I joined Facebook in 2009. Like so many others, I’ve used it to re-connect with friends I’d lost contact with over the years, share my latest publication successes and occasionally indulge in a political opinion. My feed is full of family photos, poetry and literature, calls for submission, videos of toddlers escaping from their cribs, links to news outlets, pleas for Obama to come back, invitations to join the latest Joni Mitchell fan club, and ads for useless junk. I could leave it, for sure. But I’ve decided to stay for now.

Part of that decision is due to one of my favorite books of all time, The Good Life by Helen and Scott Nearing. After years of living simply, supporting themselves on a small piece of land, and causing a ruckus whenever Scott Nearing published something criticizing capitalism, they were suddenly cool.
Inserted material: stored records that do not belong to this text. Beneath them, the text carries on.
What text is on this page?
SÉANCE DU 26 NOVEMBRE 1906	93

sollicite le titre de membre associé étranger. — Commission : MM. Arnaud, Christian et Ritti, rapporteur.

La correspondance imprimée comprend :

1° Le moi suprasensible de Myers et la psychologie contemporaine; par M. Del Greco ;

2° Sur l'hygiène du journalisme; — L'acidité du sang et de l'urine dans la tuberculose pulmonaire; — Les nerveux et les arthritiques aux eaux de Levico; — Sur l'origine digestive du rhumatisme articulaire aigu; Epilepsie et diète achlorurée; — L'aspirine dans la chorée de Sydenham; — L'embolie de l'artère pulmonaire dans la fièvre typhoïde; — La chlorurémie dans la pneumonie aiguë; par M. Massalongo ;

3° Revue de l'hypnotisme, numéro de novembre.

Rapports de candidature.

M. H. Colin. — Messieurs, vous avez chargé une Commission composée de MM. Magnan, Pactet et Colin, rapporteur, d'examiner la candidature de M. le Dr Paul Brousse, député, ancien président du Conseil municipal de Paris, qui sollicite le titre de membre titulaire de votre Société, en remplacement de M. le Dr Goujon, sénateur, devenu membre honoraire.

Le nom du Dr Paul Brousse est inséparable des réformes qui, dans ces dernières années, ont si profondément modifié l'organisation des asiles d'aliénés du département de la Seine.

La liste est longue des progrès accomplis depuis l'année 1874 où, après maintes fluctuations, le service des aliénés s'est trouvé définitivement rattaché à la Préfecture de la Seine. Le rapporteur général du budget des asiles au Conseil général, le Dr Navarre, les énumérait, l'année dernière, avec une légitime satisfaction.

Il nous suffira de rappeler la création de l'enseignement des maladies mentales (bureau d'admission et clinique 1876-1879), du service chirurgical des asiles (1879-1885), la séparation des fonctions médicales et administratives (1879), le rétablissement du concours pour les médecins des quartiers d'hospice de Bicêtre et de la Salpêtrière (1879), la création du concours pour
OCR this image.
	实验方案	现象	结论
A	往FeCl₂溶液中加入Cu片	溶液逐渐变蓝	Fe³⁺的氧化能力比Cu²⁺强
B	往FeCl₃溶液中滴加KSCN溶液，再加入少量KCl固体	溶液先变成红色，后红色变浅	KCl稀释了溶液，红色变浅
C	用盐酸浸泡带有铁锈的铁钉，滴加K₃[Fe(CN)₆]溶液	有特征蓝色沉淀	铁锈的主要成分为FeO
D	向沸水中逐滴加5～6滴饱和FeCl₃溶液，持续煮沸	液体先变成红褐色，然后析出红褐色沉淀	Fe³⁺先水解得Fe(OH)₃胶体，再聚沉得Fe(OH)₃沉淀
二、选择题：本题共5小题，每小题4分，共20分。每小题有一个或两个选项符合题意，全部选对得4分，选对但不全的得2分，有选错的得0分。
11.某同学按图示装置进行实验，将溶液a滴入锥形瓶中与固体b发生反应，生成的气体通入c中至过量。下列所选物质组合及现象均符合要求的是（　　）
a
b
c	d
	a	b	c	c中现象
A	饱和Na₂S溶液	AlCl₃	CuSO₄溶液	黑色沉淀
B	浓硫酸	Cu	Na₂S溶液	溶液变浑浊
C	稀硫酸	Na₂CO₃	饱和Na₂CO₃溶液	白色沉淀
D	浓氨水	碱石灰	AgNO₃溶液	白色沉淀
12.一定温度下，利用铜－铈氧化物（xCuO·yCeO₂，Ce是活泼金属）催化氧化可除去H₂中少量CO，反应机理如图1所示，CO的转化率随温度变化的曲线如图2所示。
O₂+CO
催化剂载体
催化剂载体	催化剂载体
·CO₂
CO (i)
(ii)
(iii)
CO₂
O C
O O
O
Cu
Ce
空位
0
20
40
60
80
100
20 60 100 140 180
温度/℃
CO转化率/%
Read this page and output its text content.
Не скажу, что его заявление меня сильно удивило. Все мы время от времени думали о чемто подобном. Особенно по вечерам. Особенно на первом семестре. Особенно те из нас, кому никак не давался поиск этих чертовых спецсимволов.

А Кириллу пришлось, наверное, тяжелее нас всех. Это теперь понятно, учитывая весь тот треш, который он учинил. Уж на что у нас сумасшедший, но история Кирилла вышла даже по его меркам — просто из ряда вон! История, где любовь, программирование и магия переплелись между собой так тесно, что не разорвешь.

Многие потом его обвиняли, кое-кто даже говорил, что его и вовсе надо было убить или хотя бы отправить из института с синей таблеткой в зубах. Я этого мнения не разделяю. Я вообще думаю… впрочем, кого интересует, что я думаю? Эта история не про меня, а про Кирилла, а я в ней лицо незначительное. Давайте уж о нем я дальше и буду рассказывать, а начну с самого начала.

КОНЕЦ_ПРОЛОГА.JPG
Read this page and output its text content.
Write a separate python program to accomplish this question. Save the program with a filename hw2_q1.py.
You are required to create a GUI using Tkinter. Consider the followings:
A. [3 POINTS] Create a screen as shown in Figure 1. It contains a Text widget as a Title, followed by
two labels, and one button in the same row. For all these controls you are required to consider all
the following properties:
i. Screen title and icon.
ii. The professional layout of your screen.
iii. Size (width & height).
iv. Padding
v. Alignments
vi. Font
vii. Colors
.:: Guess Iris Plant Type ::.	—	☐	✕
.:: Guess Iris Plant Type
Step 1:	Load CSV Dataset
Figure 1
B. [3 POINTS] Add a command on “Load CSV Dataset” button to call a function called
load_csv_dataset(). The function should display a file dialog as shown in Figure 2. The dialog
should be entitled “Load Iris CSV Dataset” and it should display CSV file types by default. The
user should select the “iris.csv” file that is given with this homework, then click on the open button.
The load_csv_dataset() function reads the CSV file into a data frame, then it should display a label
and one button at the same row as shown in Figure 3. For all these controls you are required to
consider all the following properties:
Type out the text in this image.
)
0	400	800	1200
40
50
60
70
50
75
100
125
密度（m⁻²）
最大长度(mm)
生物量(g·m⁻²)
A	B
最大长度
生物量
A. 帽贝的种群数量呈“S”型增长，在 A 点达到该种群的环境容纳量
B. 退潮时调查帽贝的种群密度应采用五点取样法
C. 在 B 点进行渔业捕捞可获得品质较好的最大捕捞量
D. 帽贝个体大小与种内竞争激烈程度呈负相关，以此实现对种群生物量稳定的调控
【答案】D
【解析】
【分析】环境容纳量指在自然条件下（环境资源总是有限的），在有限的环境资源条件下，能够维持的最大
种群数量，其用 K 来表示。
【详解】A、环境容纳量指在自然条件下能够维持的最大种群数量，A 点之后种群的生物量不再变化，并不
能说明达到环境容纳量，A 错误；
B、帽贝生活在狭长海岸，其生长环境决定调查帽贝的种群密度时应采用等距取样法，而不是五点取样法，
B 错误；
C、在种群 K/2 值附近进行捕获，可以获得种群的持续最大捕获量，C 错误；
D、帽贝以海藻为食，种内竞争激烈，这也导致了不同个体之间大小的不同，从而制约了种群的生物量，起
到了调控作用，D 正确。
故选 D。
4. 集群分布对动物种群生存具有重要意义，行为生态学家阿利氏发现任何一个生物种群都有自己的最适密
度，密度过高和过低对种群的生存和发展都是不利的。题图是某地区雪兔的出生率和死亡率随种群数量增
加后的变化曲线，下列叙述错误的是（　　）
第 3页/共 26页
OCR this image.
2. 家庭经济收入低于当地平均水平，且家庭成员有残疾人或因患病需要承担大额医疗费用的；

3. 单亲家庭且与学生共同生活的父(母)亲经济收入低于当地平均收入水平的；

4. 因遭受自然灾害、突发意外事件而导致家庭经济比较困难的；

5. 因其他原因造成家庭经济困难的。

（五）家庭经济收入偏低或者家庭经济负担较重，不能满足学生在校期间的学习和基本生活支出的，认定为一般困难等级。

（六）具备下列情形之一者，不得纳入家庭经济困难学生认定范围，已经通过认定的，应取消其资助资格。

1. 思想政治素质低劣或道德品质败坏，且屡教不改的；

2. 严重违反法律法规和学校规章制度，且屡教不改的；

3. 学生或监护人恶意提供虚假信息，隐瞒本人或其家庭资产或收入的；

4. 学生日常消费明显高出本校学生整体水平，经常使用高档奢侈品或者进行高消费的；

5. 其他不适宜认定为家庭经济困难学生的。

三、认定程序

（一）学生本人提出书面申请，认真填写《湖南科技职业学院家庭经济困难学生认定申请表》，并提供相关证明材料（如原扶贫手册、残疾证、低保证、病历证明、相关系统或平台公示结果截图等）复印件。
Thousands of people visited them every year, most without notice, showing up on any given day and expecting to be fed and entertained. At first, the Nearings did just that, which probably explains the ever-increasing number of visitors, but eventually “the handling of hundreds of visitors had become so serious a problem that we put up a sign at the entrance to Forest Farm stating that our mornings were our own and that we could accept visitors from 3 to 5 in the afternoon only.” Further, they decided to take a whole year off from any unexpected visitors in order to finish writing The Good Life.

This strikes me as a sane, doable approach to handling social media, which is a bit like dealing with unexpected visitors. Limit yourself to the amount of time you can allow from your schedule. Remind yourself that your time is your own. Take breaks for as long as you need. And change your passwords!